Dietary data on sodium intake, potassium intake, and total energy intake were collected on the first and second days of dietary recall. The mean of the two-day data was utilized for subsequent analysis. To assess the quality of the diet, data on the Healthy Eating Index-2020 (HEI-2020) were calculated [18]. However, as the equations of the HEI were revised after 2005, only the HEI data from that point onwards were included in the analysis.

Comorbid conditions were also collected, including hypertension, cardiovascular disease, and cancer. Participants were asked if they had a history of hypertension, and if they answered “Yes,” they were defined as having a history of hypertension. Participants with a self-reported history of congestive heart failure, coronary heart disease, angina, myocardial infarction, or stroke were defined as CVD survivors. Participants with a self-reported history of cancer were defined as cancer survivors.

Furthermore, data were collected on the treatment of diabetes. The participants were divided into two groups based on whether they were treated with insulin or oral medication. The number and weighted percentage of covariates were presented in Table S1.

The National Death Index was referred to determine all-cause and CVD mortality until December 31, 2019. The causes of death were identified using ICD-10 codes [19].

All analyses were conducted following the NHIS and NHANES analytic guidelines.

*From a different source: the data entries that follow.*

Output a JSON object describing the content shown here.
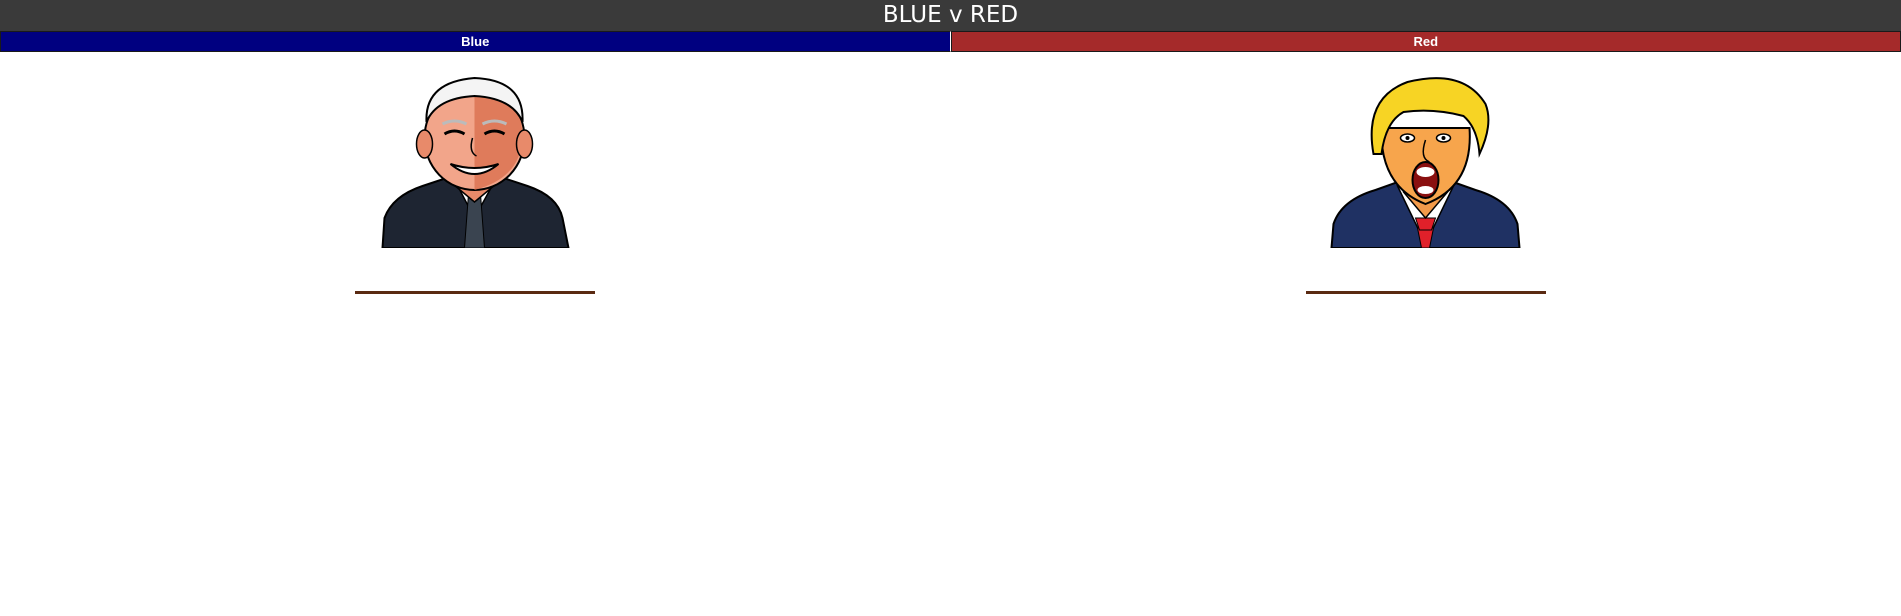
{
  "header": {
    "title": "BLUE v RED"
  },
  "tabs": [
    {
      "label": "Blue",
      "color": "#000080"
    },
    {
      "label": "Red",
      "color": "#a52a2a"
    }
  ],
  "panels": {
    "left": {
      "portrait_icon": "cartoon-portrait-white-hair"
    },
    "right": {
      "portrait_icon": "cartoon-portrait-yellow-hair"
    }
  },
  "colors": {
    "title_bar": "#3a3a3a",
    "divider": "#5a2a12"
  }
}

The data analysis took into account the major sampling units, sample weights, and strata to provide credible national estimates [20].

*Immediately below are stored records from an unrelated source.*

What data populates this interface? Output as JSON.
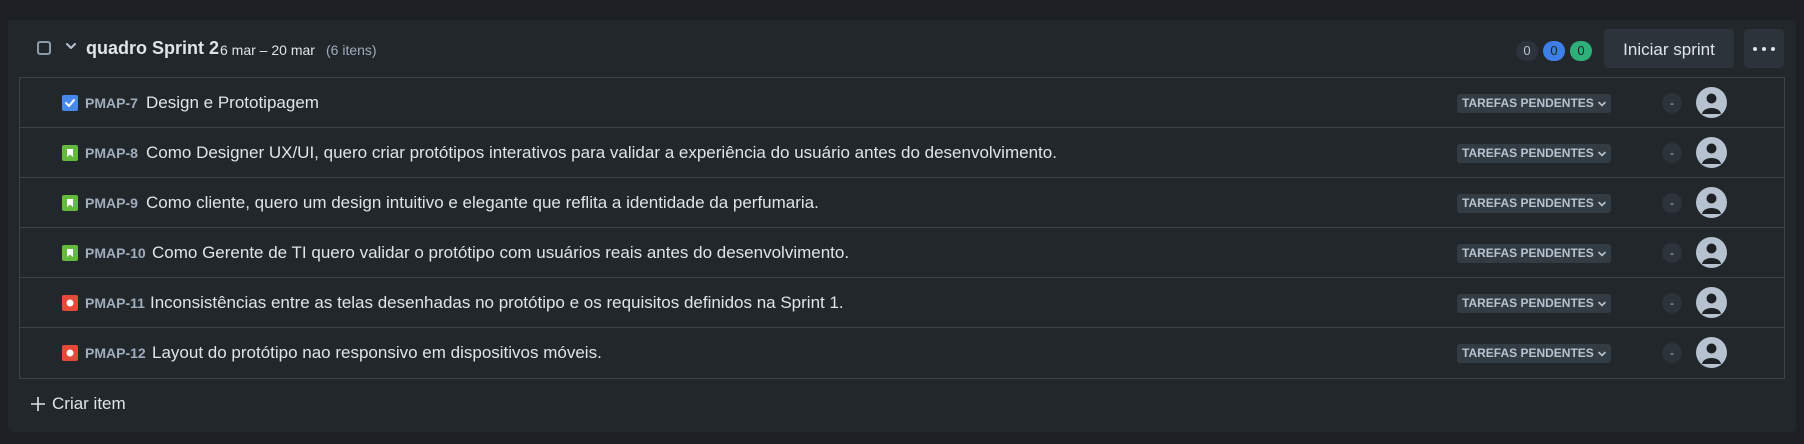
{
  "sprint": {
    "title": "quadro Sprint 2",
    "dates": "6 mar – 20 mar",
    "count": "(6 itens)",
    "badges": [
      "0",
      "0",
      "0"
    ],
    "start_label": "Iniciar sprint"
  },
  "items": [
    {
      "key": "PMAP-7",
      "summary": "Design e Prototipagem",
      "type": "task",
      "status": "TAREFAS PENDENTES",
      "estimate": "-"
    },
    {
      "key": "PMAP-8",
      "summary": "Como Designer UX/UI, quero criar protótipos interativos para validar a experiência do usuário antes do desenvolvimento.",
      "type": "story",
      "status": "TAREFAS PENDENTES",
      "estimate": "-"
    },
    {
      "key": "PMAP-9",
      "summary": "Como cliente, quero um design intuitivo e elegante que reflita a identidade da perfumaria.",
      "type": "story",
      "status": "TAREFAS PENDENTES",
      "estimate": "-"
    },
    {
      "key": "PMAP-10",
      "summary": "Como Gerente de TI quero validar o protótipo com usuários reais antes do desenvolvimento.",
      "type": "story",
      "status": "TAREFAS PENDENTES",
      "estimate": "-"
    },
    {
      "key": "PMAP-11",
      "summary": "Inconsistências entre as telas desenhadas no protótipo e os requisitos definidos na Sprint 1.",
      "type": "bug",
      "status": "TAREFAS PENDENTES",
      "estimate": "-"
    },
    {
      "key": "PMAP-12",
      "summary": "Layout do protótipo nao responsivo em dispositivos móveis.",
      "type": "bug",
      "status": "TAREFAS PENDENTES",
      "estimate": "-"
    }
  ],
  "create_label": "Criar item",
  "colors": {
    "task": "#4688ec",
    "story": "#63ba3c",
    "bug": "#e5493a",
    "badge_blue": "#3d7ee8",
    "badge_green": "#2fb07a"
  }
}
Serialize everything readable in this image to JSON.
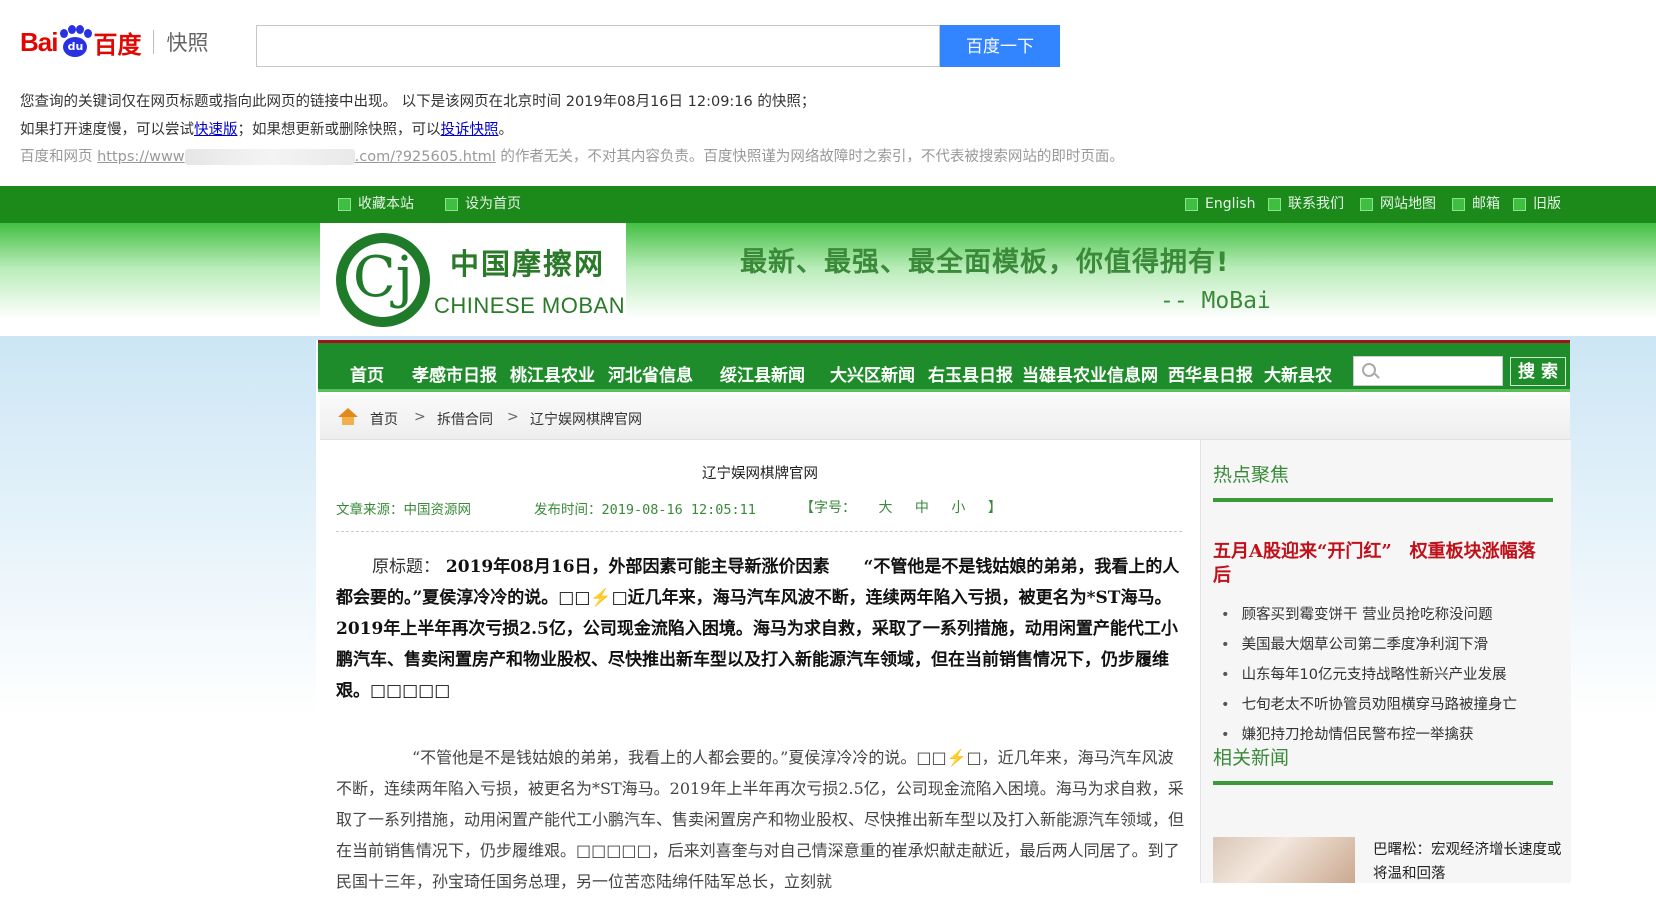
{
  "baidu": {
    "logo_bai": "Bai",
    "logo_du": "du",
    "logo_cn": "百度",
    "logo_snapshot": "快照",
    "search_value": "",
    "search_button": "百度一下",
    "line1": "您查询的关键词仅在网页标题或指向此网页的链接中出现。   以下是该网页在北京时间 2019年08月16日 12:09:16 的快照；",
    "line2_pre": "如果打开速度慢，可以尝试",
    "line2_link1": "快速版",
    "line2_mid": "；如果想更新或删除快照，可以",
    "line2_link2": "投诉快照",
    "line2_post": "。",
    "line3_pre": "百度和网页 ",
    "line3_url_a": "https://www",
    "line3_url_b": ".com/?925605.html",
    "line3_post": " 的作者无关，不对其内容负责。百度快照谨为网络故障时之索引，不代表被搜索网站的即时页面。"
  },
  "topbar": {
    "left": [
      "收藏本站",
      "设为首页"
    ],
    "right": [
      "English",
      "联系我们",
      "网站地图",
      "邮箱",
      "旧版"
    ]
  },
  "banner": {
    "logo_glyph": "Cj",
    "logo_cn": "中国摩擦网",
    "logo_en": "CHINESE MOBAN",
    "slogan": "最新、最强、最全面模板，你值得拥有!",
    "slogan_by": "-- MoBai"
  },
  "nav": {
    "items": [
      "首页",
      "孝感市日报",
      "桃江县农业",
      "河北省信息",
      "绥江县新闻",
      "大兴区新闻",
      "右玉县日报",
      "当雄县农业信息网",
      "西华县日报",
      "大新县农"
    ],
    "search_placeholder": "",
    "search_button": "搜 索"
  },
  "breadcrumb": [
    "首页",
    "拆借合同",
    "辽宁娱网棋牌官网"
  ],
  "breadcrumb_sep": ">",
  "article": {
    "title": "辽宁娱网棋牌官网",
    "source": "文章来源：中国资源网",
    "date": "发布时间：2019-08-16 12:05:11",
    "font_label": "【字号：",
    "font_sizes": [
      "大",
      "中",
      "小"
    ],
    "font_end": "】",
    "para1_orig": "原标题：",
    "para1": " 2019年08月16日，外部因素可能主导新涨价因素　　“不管他是不是钱姑娘的弟弟，我看上的人都会要的。”夏侯淳冷冷的说。□□⚡□近几年来，海马汽车风波不断，连续两年陷入亏损，被更名为*ST海马。2019年上半年再次亏损2.5亿，公司现金流陷入困境。海马为求自救，采取了一系列措施，动用闲置产能代工小鹏汽车、售卖闲置房产和物业股权、尽快推出新车型以及打入新能源汽车领域，但在当前销售情况下，仍步履维艰。□□□□□",
    "para2": "“不管他是不是钱姑娘的弟弟，我看上的人都会要的。”夏侯淳冷冷的说。□□⚡□，近几年来，海马汽车风波不断，连续两年陷入亏损，被更名为*ST海马。2019年上半年再次亏损2.5亿，公司现金流陷入困境。海马为求自救，采取了一系列措施，动用闲置产能代工小鹏汽车、售卖闲置房产和物业股权、尽快推出新车型以及打入新能源汽车领域，但在当前销售情况下，仍步履维艰。□□□□□，后来刘喜奎与对自己情深意重的崔承炽献走献近，最后两人同居了。到了民国十三年，孙宝琦任国务总理，另一位苦恋陆绵仟陆军总长，立刻就"
  },
  "sidebar": {
    "hot_title": "热点聚焦",
    "hot_headline": "五月A股迎来“开门红”　权重板块涨幅落后",
    "hot_list": [
      "顾客买到霉变饼干 营业员抢吃称没问题",
      "美国最大烟草公司第二季度净利润下滑",
      "山东每年10亿元支持战略性新兴产业发展",
      "七旬老太不听协管员劝阻横穿马路被撞身亡",
      "嫌犯持刀抢劫情侣民警布控一举擒获"
    ],
    "related_title": "相关新闻",
    "related_news": "巴曙松：宏观经济增长速度或将温和回落"
  },
  "colors": {
    "baidu_blue": "#3385ff",
    "baidu_red": "#e10601",
    "site_green": "#1e8c2a",
    "hot_red": "#c0101a"
  }
}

To determine the association between salt usage and dietary sodium intake, we employed weighted linear regression analyses to investigate the relationship between the usage of table salt and total sodium intake. Subsequently, weighted multivariable Cox proportional hazards regression models were employed to investigate the associations between the usage of table salt consumed and the risks of all-cause and CVD mortality. Schoenfeld residuals were used to test the proportional hazards assumption, and no violation was observed. Covariates with concerning collinearity observed were excluded. Two multivariable models were constructed. In Model 1, we adjusted for age, gender, and race/ethnicity. In Model 2, we additionally adjusted for educational level, BMI, family ratio of income to poverty, smoking status, treatment of diabetes, HbA1c level, and self-reported history of hypertension, CVD, and cancer. In the event of missing values, the multiple imputation method was employed to impute the variables. The Kaplan-Meier (KM) curve was utilized to visualize the relationship between the usage of table salt and all-cause and CVD mortality. Cumulative mortality rates were compared by log-rank analysis.

Further subgroup analyses were conducted according to age, gender, race/ethnicity, smoking status, BMI, HbA1c, hypertension, CVD, and cancer. A likelihood ratio test was conducted to assess the interaction between subgroups and usage of table salt used.

Various sensitivity analyses were also conducted. (1) To mitigate the potential impact of reverse causation, participants who died in the first two years of their follow-up were excluded. (2) Analyses were repeated only for participants with complete data. (3) To investigate a potential role of blood lipid levels, liver and kidney indices, or total dietary sodium, potassium, and energy intake with any of the observed associations, we further adjusted for lipid profile (including total bilirubin and triglycerides), an indicator of kidney function (eGFR), an indicator of liver function (ALT, AST, GGT, and LDH), and total dietary sodium, potassium, and energy intake. (4) In order to ascertain the potential role of specific salt types in relation to any observed associations, we repeated the main analysis on initial four groups (using ordinary salt, lite salt, salt substitutes, and not using or adding salt products at the table). (5) To ascertain the potential role of dietary quality in any observed associations, we proceeded to adjust for HEI-2020. A two-sided P-values less than 0.05 were considered statistically significant. All analyses were performed with R, version 4.3 (R Foundation for Statistical Computing) and Stata version 18.0 (Stata Corp).